A recent disclosure provides methods for assaying the mutations of ESR1 gene at different domains and for the analysis of mutation associated ER protein variants influencing the effectiveness of treatment course. Breast cancers with acquired ESR1 gene mutations maintained sensitivity to antiestrogen therapy, particularly in tumors developing resistance to aromatase inhibitors associated with ESR1 amplification reactions [88]. This finding justifies that acquired ESR1 gene mutations may further enhance ER expression and maintain its apoptotic activity when ESR1 amplification is no longer enough for the restoration of ER signaling.

Certain patents reasonably suggest that antiestrogen effectiveness may be associated with the capacity for upregulation of estrogen signaling. A proposed in vitro method for detection of ESR1 gene amplification in breast cancers is capable of identifying candidate patients with a proliferative benign or malignant breast disease as suitable for antiestrogen treatment [89]. Use of a Wnt-5a protein or a peptide thereof, possessing Wnt-5a signaling properties, enables restoration of ERα expression and makes it possible to treat resistant breast cancers with selective estrogen receptor modulators, such as tamoxifen, or aromatase inhibitors (Table 1) [72-90].
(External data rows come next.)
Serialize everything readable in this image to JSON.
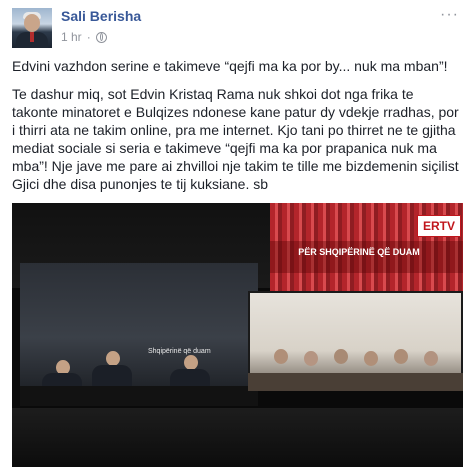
{
  "post": {
    "author": "Sali Berisha",
    "time": "1 hr",
    "separator": "·",
    "menu_glyph": "···",
    "privacy_icon": "globe-icon",
    "paragraph1": "Edvini vazhdon serine e takimeve “qejfi ma ka por by... nuk ma mban”!",
    "paragraph2": "Te dashur miq, sot Edvin Kristaq Rama nuk shkoi dot nga frika te takonte minatoret e Bulqizes ndonese kane patur dy vdekje rradhas, por i thirri ata ne takim online, pra me internet. Kjo tani po thirret ne te gjitha mediat sociale si seria e takimeve “qejfi ma ka por prapanica nuk ma mba”! Nje jave me pare ai zhvilloi nje takim te tille me bizdemenin siçilist Gjici dhe disa punonjes te tij kuksiane. sb"
  },
  "photo": {
    "channel_logo": "ERTV",
    "banner_text": "PËR SHQIPËRINË QË DUAM",
    "screen_text": "Shqipërinë që duam"
  },
  "colors": {
    "author": "#385898",
    "meta": "#90949c",
    "text": "#1d2129",
    "brand_red": "#c0161c"
  }
}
Unpredictable Recurrence of Breast Cancers Even Detected In the Early Stages Requires Changes in Standard Therapeutic Measures

The results of current therapeutic procedures against mammary malignancies are strongly unpredictable despite the continuous improvements in methods for detection and treatment measures in the developed countries [91]. A puzzling experience in relation to breast cancer care is that approximately one-third of women initially diagnosed with early stage breast cancer eventually develop recurrent advanced disease with metastases and fatal outcome, no matter which treatment procedure they had [92].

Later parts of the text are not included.